Clouds and sun fought for control of the sky, with a brisk wind assisting. It ruffled the water’s surface and forced the swallows into wild acrobatics. It also cut down on the tourists. Only a handful of people were out on the boardwalks today, huddled into their jackets and wishing they’d worn something warmer.
Jase went to the end of the longest boardwalk and stood, ignoring the fact that his ears were freezing. She didn’t keep him waiting long.
The old woman wore modern pants and boots, and a rain jacket that was too big for her, though it probably cut the wind. He’d thought she might bring the football players as bodyguards, though he was pretty sure Otter Woman was the boss. And she didn’t need bodyguards. Seeing his dream come to life, walking casually over the wooden planks in the daylight world, was almost as frightening as being chased by the Olmaat. At least the monster had the decency to stay in the nightmare world, where it belonged.
The world in which his grandmother was trapped. Was she being stalked by the Olmaat now? At least no injuries had appeared on the body that lay in that hospital bed. Because she hadn’t “manifested” any of her physical being in the Spirit World? Or because they hadn’t started tormenting her yet?
Jase had to make sure they never did.
“You’ll let her go?” he demanded as Otter Woman approached. “She’ll wake up, and be all right?”

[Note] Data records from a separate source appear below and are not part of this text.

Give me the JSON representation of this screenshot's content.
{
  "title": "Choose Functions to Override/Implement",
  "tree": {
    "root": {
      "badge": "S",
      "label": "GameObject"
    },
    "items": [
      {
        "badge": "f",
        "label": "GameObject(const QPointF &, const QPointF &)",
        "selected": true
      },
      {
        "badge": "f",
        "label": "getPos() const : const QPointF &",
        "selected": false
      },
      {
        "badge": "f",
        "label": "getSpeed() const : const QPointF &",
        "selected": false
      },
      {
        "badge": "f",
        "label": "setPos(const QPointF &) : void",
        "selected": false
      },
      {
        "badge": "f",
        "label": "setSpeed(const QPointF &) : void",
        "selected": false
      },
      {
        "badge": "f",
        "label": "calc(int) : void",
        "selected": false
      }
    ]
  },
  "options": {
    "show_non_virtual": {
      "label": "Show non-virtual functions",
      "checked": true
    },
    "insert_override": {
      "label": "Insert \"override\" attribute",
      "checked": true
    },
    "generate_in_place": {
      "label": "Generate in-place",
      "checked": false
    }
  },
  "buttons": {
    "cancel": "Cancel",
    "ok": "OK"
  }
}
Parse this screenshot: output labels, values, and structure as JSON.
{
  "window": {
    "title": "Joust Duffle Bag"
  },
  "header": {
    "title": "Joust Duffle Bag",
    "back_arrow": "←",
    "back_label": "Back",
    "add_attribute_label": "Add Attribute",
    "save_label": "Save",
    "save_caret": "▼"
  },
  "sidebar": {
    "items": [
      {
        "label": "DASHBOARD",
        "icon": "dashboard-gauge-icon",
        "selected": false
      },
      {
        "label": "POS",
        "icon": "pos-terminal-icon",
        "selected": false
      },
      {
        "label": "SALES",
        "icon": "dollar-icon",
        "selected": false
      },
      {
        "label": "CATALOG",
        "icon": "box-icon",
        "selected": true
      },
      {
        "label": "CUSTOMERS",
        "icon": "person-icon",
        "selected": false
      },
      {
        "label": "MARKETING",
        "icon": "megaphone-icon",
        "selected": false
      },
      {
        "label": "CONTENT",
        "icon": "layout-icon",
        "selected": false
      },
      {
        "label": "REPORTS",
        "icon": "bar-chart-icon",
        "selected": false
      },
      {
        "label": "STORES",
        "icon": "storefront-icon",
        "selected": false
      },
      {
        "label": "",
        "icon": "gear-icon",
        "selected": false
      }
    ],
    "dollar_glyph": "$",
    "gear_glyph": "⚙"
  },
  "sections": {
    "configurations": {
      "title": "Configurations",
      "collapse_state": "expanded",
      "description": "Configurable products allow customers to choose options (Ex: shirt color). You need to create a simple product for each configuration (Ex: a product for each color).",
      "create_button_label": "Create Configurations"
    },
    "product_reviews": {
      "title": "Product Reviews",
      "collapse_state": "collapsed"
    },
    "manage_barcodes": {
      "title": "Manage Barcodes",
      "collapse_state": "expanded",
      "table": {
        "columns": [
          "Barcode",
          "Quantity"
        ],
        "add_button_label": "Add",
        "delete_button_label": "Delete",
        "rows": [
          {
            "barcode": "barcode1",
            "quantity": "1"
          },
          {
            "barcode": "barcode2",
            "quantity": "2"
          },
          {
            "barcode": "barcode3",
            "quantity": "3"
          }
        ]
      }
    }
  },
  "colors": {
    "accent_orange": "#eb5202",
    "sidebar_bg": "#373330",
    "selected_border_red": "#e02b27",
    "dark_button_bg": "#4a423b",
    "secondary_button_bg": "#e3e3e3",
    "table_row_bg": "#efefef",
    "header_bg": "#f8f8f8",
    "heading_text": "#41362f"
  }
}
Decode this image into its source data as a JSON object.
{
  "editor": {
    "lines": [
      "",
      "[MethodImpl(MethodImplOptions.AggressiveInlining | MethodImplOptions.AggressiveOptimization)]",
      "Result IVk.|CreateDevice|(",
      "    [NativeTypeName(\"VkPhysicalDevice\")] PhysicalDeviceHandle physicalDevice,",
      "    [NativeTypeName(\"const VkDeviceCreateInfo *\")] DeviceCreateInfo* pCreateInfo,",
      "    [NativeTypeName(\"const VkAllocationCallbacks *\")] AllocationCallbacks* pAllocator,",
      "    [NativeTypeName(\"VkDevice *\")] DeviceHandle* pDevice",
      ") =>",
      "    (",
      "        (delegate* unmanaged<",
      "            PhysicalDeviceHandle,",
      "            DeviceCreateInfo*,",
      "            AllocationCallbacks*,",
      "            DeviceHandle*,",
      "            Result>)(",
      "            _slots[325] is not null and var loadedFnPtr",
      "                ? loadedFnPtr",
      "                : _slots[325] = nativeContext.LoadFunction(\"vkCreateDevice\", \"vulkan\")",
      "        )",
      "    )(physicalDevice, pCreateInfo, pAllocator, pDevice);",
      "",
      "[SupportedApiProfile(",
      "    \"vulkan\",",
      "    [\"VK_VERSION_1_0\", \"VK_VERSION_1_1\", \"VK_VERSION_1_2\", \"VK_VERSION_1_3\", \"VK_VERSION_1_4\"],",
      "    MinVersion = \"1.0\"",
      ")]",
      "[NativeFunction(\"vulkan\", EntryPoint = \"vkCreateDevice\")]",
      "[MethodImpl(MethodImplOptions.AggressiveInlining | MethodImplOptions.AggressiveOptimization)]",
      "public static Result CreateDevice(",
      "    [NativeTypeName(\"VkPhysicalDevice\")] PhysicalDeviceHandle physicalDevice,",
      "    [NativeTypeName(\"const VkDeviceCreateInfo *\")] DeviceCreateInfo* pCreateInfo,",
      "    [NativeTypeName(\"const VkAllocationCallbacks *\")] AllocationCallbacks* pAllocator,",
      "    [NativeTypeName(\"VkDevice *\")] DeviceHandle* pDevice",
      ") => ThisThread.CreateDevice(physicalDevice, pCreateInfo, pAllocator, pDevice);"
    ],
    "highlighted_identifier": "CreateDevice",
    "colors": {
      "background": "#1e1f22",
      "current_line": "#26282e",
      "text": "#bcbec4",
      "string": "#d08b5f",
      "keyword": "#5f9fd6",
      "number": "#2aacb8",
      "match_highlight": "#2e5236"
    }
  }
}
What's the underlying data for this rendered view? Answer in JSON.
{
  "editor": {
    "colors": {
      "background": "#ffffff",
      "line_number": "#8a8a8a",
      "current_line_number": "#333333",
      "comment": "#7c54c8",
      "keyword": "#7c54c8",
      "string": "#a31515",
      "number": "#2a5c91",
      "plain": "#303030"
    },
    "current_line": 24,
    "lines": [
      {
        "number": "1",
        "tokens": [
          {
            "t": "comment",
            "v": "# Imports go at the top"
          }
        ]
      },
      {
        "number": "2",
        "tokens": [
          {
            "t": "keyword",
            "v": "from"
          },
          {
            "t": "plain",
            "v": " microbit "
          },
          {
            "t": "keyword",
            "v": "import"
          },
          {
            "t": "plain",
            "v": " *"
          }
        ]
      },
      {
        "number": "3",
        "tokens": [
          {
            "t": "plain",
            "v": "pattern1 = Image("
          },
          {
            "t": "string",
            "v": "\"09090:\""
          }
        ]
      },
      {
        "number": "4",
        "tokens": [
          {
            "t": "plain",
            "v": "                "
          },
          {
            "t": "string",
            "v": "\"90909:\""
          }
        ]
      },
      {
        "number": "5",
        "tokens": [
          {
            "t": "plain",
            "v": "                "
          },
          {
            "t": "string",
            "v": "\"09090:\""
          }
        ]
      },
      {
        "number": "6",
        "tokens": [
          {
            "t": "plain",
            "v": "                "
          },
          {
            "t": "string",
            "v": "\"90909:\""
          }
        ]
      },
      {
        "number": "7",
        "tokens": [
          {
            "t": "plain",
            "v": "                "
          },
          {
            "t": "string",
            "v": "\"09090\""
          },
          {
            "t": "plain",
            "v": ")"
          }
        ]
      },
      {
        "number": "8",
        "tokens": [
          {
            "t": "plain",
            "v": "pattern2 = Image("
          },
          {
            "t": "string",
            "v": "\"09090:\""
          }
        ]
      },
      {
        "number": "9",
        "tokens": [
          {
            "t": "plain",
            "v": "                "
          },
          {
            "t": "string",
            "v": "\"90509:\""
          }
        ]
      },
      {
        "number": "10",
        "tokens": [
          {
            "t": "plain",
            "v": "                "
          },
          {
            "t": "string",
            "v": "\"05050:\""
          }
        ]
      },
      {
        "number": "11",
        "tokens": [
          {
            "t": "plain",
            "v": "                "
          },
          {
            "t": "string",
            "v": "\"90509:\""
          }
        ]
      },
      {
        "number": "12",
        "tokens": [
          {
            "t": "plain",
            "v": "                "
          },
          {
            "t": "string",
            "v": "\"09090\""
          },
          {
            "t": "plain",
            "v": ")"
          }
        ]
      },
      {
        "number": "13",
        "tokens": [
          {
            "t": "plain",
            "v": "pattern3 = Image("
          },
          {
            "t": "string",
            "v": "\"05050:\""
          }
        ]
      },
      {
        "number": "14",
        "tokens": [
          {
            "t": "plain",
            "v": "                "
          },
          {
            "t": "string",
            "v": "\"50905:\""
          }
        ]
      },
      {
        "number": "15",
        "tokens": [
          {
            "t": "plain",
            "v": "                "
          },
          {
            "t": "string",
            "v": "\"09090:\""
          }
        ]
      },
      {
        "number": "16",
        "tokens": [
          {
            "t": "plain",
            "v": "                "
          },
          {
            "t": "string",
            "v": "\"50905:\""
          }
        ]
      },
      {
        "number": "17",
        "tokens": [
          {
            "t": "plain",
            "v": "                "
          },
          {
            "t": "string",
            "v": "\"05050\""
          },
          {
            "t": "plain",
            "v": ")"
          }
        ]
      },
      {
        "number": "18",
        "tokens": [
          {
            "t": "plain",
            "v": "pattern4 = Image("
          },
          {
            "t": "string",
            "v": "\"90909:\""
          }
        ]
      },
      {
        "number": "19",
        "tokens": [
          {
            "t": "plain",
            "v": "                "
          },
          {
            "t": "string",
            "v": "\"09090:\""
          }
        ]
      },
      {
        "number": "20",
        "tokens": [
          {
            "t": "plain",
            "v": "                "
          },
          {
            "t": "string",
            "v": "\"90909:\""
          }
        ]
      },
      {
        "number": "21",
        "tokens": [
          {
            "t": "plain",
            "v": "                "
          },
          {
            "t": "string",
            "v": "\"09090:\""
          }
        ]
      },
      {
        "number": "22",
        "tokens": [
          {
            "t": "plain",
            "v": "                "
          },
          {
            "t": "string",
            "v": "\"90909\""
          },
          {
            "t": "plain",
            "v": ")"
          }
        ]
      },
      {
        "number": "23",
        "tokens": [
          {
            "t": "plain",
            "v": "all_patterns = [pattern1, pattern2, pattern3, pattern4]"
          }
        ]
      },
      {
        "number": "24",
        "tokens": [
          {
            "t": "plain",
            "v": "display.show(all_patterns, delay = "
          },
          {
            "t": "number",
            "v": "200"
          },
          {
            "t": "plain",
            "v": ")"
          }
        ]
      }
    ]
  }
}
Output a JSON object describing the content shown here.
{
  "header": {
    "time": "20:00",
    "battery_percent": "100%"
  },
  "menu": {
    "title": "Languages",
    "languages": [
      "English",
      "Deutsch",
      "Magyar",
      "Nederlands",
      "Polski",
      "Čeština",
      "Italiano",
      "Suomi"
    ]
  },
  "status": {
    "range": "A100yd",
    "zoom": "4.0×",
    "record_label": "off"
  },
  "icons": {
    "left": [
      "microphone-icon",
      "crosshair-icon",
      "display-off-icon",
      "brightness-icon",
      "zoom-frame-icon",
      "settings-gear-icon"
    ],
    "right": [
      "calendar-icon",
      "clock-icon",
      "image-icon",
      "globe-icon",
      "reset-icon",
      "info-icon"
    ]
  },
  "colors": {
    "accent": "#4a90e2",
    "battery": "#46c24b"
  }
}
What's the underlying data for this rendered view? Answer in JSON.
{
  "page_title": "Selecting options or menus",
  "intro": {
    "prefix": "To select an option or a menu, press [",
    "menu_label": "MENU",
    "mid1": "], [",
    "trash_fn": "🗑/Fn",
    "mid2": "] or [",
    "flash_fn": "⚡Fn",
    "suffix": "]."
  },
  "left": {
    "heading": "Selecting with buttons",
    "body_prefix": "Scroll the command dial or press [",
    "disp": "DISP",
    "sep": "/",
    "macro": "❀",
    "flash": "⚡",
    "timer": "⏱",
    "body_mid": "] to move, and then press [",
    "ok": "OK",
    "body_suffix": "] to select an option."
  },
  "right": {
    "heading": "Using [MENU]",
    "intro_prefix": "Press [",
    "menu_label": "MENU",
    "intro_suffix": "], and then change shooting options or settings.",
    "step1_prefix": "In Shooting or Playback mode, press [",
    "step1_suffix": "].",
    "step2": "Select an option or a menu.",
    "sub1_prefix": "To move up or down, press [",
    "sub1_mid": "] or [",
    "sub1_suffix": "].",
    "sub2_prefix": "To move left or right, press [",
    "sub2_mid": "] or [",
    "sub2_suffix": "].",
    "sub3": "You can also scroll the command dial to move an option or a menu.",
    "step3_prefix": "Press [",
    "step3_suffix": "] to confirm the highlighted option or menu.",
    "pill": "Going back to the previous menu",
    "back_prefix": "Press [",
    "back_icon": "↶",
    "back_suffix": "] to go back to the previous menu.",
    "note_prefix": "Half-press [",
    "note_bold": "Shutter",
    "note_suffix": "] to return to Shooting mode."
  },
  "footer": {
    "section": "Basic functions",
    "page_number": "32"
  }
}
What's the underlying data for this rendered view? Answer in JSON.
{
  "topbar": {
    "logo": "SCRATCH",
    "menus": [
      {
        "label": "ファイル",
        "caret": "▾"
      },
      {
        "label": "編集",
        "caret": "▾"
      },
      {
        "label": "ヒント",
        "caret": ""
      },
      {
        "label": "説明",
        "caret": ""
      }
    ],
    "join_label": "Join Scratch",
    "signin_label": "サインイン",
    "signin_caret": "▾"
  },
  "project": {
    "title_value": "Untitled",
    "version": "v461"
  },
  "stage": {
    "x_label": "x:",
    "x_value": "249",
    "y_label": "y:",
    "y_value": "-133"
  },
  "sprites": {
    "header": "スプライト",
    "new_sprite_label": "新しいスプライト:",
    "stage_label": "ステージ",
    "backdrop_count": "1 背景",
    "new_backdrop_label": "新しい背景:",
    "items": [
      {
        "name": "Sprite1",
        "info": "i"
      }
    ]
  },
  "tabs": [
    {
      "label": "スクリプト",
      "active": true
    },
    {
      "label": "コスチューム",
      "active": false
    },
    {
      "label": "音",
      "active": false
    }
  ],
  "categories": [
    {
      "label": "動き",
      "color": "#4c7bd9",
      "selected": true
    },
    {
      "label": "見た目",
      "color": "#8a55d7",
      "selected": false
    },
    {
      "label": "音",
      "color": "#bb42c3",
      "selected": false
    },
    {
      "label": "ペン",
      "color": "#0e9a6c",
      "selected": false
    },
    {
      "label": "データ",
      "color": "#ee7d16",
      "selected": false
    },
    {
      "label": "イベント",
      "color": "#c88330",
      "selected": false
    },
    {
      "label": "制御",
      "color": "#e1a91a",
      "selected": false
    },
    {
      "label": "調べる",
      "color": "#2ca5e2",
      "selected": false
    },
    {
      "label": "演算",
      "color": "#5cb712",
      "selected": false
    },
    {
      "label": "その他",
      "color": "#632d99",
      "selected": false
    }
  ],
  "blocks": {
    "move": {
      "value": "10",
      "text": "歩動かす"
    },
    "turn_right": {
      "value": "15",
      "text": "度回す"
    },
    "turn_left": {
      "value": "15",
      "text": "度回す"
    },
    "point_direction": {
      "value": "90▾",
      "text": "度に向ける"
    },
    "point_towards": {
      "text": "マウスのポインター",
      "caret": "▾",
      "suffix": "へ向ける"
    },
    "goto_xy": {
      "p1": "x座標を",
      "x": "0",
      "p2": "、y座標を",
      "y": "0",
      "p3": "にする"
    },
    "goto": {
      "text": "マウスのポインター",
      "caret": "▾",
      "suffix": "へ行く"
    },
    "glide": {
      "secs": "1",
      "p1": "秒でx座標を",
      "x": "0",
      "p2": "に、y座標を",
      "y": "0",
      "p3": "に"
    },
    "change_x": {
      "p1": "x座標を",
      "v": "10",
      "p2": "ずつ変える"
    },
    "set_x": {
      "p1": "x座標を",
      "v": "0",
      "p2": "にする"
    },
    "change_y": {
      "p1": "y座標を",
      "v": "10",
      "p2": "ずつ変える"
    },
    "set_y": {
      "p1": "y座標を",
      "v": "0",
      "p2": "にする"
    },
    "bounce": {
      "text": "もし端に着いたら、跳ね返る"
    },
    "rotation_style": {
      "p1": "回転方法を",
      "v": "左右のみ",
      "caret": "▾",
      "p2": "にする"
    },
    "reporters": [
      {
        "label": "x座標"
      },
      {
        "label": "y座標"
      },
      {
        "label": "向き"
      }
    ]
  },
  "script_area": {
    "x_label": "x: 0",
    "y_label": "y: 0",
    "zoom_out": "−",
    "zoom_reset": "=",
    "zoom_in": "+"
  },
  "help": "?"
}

“If you give me the catalyst I have no reason to keep her,” the old woman said. “Do you have it?”
“That’s not a promise.”
“I already promised. If you like, I’ll do it again. Do you have the medicine bag?”
Jase had no way to enforce a promise, even if she repeated it. He pulled the pouch out of his pocket, the soft leather still warm from the heat of his body. Holding it out to her wasn’t easy—it felt worse than anything he’d ever done in his life.